Hay acontecimientos que la memoria histórica nos obliga a recordar
puntualmente para que no caigan en el olvido. Se cumplen a finales
de marzo los 70 años del final de la persecución religiosa española,
que había comenzado en mayo de 1931, con la quema de iglesias y
conventos.
Siguió
inmediatamente una muy estudiada legislación sectaria y
discriminatoria hacia los católicos, que fue creando artificialmente
un clima de hostilidad contra la Iglesia, denunciado abiertamente
por el Papa, los obispos, el clero y los católicos en general.
La expulsión de los
jesuitas en 1932 fue el hecho más grave del primer bienio
republicano hasta la revolución social-comunista de 1934 en Asturias
con numerosos sacerdotes y religiosos asesinados (9 de los cuales
canonizados en 1999). “Con la rebelión de 1934 –dijo Madariaga- , la
izquierda española moral perdió hasta la sombra de autoridad moral
para condenar la rebelión de 1936”. Las atrocidades del octubre rojo
del 34 en Asturias –con destacada intervención de socialistas y
comunistas- no permiten considerar aquella revolución como una
defensa de libertades, sino como un verdadero ensayo de la futura
persecución religiosa.
Entonces faltaban
todavía dos años para el “alzamiento militar”, y la Iglesia acataba
–aunque de mala gana- la legalidad de una República sectaria,
hostil, rabiosamente antirreligiosa y profanadora de los más
elementales sentimientos espirituales.
“Deseo vivamente
que triunfe Franco” (Cardenal Vidal y Barraquer)
No sorprende, pues,
que el cardenal Vidal y Barraquer, que consiguió liberarse de la
persecución, intentase “hacer llegar reservadamente y de palabra al
general Franco el testimonio de mi felicitación y simpatía y mis
sinceros votos por el éxito de la buena causa (…).

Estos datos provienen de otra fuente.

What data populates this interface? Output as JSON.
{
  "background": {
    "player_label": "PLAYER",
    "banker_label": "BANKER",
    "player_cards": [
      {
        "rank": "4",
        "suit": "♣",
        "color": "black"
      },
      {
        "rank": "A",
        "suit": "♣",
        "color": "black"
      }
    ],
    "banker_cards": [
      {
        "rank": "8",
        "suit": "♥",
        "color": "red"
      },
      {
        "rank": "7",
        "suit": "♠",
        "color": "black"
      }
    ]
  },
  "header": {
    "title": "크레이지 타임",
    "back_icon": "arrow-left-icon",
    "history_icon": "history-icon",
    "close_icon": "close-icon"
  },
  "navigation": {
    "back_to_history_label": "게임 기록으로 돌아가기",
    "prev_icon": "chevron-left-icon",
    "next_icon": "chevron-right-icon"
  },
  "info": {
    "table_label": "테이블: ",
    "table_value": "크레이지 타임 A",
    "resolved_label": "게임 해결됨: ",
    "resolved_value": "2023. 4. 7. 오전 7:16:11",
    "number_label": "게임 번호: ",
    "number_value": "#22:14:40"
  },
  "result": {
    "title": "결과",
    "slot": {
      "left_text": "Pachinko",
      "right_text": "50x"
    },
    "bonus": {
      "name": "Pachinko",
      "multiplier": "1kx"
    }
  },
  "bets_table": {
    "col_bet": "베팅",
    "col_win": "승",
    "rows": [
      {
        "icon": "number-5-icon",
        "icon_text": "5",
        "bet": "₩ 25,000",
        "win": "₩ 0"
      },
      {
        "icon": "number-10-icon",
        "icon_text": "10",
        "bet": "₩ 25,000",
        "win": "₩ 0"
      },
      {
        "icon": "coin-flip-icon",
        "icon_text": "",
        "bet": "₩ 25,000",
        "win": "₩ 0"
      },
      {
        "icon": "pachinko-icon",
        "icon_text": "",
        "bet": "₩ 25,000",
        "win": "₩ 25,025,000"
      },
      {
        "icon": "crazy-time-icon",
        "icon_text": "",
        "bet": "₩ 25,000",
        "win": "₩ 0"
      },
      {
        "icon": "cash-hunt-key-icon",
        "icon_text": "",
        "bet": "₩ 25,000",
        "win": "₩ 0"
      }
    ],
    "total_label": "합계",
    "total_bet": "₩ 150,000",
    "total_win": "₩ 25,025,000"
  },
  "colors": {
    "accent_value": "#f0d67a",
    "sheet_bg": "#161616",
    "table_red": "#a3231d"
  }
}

Deseo vivamente
que triunfe Franco…”
Y tampoco sorprende
que no quisiera regresar a España hasta que terminara por completo
la persecución, que comenzó el 19 de julio de 1936 y se mantuvo de
forma ininterrumpida hasta el final del mes de marzo de 1939, con
fases alternas de mayor a menor intensidad.
Las primeras
semanas fueron de gran ferocidad; raro fue el caso que procuró
cubrirse de una sombra de aparato judicial. La detención de la
víctima y su traslado inmediato a las afueras de la población, era
el único trámite; si no era ya asesinada en el mismo lugar en donde
se la sorprendía.
Durante el otoño de
1936 continuó el mismo furor de los meses precedentes, pues se
organizó la caza del sacerdote, al ver que se les escapaba la
víctima. A todas partes llegó esta acción persecutoria: los
domicilios particulares, hoteles, pensiones, calles, plazas y
carreteras, estaciones ferroviarias y marítimas, ferrocarriles,
buques, autobuses, comercios, locales de espectáculos, parques,
campos y montes; a todos los lugares mencionados se extendió la
trama y en todos ellos sorprendieron a sacerdotes y seglares, que,
aterrorizados ante aquel horrible espectáculo, buscaban un pequeño
puerto de salvación. Fue el período de los bandos y pregones,
testimonio irrecusable de terror, publicados en numerosas
poblaciones, conminando a los vecinos a entregar o denunciar a
sacerdotes, religiosos y religiosas que estuviesen escondidos, si no
querían exponerse a las más graves penas, de las que n o se excluía
la de muerte, en aquel entonces tan prodigada.
“Siempre sin
cesar he rogado mucho por el triunfo del general Franco en España”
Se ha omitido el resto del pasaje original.